Bitcoin Group: Die Ruhe vor dem Sturm!

Bitcoin ist die Mutter aller Cryptowährungen. Inzwischen gibt es unzählige, doch alle Ideen gehen auf diesen Anbieter zurück, der einstmals die digitalen Devisen aus der Taufe hob.

Doch es stellt sich in letzter Zeit immer häufiger die Frage, ob Bitcoin seine Dominanz am Markt behalten kann oder nicht. Trotz massiver Investitionen von Personen wie Peter Thiel, welcher als Mitbegründer von PayPal und Facebook Investor bekannt wurde.
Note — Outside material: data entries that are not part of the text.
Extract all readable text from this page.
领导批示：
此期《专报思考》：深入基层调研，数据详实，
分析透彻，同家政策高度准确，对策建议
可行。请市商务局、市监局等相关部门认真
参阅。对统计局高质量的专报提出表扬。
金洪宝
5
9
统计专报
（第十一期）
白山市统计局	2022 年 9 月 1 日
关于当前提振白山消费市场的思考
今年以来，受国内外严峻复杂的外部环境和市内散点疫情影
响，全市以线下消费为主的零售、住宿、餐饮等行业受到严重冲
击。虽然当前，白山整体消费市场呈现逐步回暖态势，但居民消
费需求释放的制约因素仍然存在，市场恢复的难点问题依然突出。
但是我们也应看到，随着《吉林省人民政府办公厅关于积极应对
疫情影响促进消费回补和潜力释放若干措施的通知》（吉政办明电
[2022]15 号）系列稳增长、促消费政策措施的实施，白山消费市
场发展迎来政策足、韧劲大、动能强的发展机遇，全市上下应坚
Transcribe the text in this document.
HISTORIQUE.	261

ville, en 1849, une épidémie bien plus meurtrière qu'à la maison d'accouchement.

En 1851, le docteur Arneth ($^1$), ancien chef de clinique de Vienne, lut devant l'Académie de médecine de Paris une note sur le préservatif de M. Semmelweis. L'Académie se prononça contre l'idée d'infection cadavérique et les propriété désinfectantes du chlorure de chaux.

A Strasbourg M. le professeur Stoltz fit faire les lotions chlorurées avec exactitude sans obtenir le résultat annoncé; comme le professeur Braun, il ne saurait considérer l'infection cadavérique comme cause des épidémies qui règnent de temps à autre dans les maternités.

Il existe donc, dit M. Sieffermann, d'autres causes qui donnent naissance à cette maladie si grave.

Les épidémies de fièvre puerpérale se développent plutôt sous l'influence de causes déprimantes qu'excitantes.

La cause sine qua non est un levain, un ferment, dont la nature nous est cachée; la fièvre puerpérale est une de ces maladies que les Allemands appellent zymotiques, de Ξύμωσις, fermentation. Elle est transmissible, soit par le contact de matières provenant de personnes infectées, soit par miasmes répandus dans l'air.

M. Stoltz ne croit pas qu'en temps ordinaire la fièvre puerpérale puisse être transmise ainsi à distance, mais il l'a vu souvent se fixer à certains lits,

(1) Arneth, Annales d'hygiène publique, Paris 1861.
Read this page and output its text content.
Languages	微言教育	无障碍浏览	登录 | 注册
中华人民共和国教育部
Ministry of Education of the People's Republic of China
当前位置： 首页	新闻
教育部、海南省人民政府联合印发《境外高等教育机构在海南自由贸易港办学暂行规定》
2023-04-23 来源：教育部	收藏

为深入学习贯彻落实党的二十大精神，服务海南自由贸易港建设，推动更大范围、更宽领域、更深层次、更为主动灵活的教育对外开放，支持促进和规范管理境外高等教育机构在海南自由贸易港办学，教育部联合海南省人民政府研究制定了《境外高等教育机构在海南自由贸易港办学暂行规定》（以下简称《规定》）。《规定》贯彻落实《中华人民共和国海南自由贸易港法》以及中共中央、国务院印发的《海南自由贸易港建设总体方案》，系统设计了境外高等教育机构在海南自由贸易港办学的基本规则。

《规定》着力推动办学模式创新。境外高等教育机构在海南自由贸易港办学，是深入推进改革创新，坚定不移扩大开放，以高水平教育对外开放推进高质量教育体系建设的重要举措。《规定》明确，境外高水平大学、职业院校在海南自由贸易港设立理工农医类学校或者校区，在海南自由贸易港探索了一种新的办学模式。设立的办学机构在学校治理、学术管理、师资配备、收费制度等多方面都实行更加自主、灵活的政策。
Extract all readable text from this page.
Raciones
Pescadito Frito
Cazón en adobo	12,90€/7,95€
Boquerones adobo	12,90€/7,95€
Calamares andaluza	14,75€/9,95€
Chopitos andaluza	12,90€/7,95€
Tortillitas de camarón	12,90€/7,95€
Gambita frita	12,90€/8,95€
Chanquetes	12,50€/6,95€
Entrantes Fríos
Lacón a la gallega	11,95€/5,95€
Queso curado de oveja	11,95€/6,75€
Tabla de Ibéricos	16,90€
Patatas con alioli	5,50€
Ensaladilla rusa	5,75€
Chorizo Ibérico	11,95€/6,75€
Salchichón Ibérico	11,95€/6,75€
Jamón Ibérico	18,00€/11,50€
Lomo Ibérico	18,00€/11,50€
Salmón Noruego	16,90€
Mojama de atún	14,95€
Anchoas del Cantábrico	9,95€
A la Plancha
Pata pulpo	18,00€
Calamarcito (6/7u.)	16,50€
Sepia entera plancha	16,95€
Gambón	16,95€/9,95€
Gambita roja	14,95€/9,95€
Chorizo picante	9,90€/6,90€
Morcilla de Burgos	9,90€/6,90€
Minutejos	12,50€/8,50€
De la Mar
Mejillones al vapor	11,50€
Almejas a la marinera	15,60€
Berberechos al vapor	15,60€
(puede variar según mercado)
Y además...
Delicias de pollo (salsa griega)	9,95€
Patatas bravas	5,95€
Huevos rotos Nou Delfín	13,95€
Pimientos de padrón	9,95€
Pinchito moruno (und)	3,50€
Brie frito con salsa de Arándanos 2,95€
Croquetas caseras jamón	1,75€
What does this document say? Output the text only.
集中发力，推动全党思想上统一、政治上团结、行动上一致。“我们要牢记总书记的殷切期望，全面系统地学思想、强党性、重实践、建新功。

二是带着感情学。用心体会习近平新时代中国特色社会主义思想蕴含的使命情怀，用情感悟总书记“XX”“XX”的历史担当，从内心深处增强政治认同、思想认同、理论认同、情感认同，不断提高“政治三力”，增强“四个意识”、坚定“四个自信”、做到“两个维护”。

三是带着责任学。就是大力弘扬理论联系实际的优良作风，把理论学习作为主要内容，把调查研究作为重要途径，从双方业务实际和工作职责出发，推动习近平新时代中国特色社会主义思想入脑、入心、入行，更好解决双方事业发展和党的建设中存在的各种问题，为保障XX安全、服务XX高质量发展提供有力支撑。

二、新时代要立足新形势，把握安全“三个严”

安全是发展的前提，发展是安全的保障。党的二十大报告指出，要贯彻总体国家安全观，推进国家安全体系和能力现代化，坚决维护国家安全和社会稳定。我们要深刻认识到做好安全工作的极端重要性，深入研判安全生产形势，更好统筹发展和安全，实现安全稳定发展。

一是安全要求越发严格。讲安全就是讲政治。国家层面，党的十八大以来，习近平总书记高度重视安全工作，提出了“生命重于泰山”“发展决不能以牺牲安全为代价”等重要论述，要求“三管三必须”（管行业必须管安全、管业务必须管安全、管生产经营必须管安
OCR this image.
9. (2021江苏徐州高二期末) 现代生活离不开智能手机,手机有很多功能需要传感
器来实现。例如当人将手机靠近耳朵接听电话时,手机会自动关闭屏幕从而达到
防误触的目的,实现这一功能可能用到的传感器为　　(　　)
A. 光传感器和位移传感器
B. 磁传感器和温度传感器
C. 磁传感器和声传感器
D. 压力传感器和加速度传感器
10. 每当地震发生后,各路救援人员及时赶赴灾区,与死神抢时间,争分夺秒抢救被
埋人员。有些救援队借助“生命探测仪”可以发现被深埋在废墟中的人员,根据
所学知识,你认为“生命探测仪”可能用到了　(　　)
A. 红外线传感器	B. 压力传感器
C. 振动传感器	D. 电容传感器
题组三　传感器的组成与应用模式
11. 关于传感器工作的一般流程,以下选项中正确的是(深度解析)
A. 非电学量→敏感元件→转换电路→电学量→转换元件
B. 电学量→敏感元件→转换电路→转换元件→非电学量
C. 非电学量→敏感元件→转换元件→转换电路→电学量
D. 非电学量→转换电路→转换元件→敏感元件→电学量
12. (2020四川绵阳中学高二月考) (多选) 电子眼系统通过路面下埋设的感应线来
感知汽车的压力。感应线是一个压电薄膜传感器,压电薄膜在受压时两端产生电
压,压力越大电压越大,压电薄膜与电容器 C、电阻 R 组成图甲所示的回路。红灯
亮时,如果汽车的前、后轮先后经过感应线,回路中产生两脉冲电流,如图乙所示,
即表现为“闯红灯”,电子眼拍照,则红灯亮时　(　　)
Ist der derzeitige stabile Verlauf des Kurses nur die Ruhe vor dem Sturm und was erwartet die Anleger in Zukunft, wenn sie in diese Währung investieren wollen?

Die Herrschaft geht zu Ende

Ein Fakt ist schon seit längerer Zeit zu beobachten. Bitcoin verliert immer mehr an Dominanz auf dem Markt. Inzwischen schieben sich andere Währungen nach vorne, wenngleich dieser älteste Vertreter immer noch unangefochten an der Spitze steht.

Wichtig: Über mögliche Bitcoin Alternativen informieren

Der Verfall ist aber dramatisch. Vor rund einem Jahr hatte Bitcoin noch 80 Prozent des Marktanteils für sich allein. Inzwischen sind die Werte aber auf 33,3 Prozent gefallen, was einen mehr als massiven Abstieg bedeutet.

Hieraus lässt sich nur die Schlussfolgerung ziehen, dass die neuen Währungen am Markt in der letzten Zeit massiv an Wert zugelegt haben. Dies ist aber weniger, im Verfall des Bitcoins zu suchen, als vielmehr an der Werststeigerung der Altcoins, die in den letzten Jahren wie junge Pilze aus dem Boden geschossen sind.

Verfolgungsjagd

Der Trend war deutlich zu sehen, als am Anfang des Jahres, der Bitcoin in Taunsenderschritten zwischen seinem Rekordhoch und einem deutlichen Tief Hin und Her pendelte. So verfiel der Wert der Währung innerhalb kurzer Zeit um 10.000 Dollar, um dann wieder 5.000 Dollar zuzulegen.

Dies ist auch der Tatsache geschuldet, dass andere Coins zum ersten Mal die magische Grenze von 1.000 US-Dollar überschritten haben. Kürzlich war dies bei Ethereum der Fall, wobei diese dann auch gleich wieder von Ripple an zweiter Position abgelöst wurde. Auch die Währung Dash, ein bis zu diesem Zeitpunkt eher langsam wachsender Konkurrent, schnellte Ende des letzten Jahres noch schnell über die 1.000 Dollar und erhöhte somit den Druck auf Bitcoin.

All dies ist ein Zeichen, dass die Bitcoin Group – jenes Unternehmen dass den Bitcoin schuf und bis heute kontrolliert – nicht auf der Höhe der Zeit ist. Hier könnte es zu massiven Kurseinbrüchen kommen, wenn die Verantwortlichen schnell entsprechend Gegensteuern.

Neue Ideen

Doch man hat die Situation in der Bitcoin Group glücklicherweise erkannt und beschränkt sich nicht nur mehr auf den reinen Handel mit Bitcoin.

Inzwischen sind auch der Ether-Coin von Ethereum und Bitcoin Cash in das Portfolio aufgerückt, was das Interesse der Anleger wieder deutlich erhöht hat.

Allerdings stellt sich trotz dieser Maßnahmen die Frage, ob es ausreichend sein wird, nur neue Angebote zu schaffen. Im Kern der Sache benötigt die Bitcoin Group eine fundamentale Konsolidierung, um weiterhin an führender Position im Markt zu bleiben.

An entsprechenden Maßnahmen wird intern grade gearbeitet, doch könnten genau diese Vorhaben den Sturm auslösen, der den Bitcoin entweder in ungeahnte Höhen trägt, oder diese älteste digitale Währung in den Abgrund reißt. Derzeit ist die Lage noch positiv zu sehen und mag im Sinne der Anleger hoffen, dass dies auch so bleibt.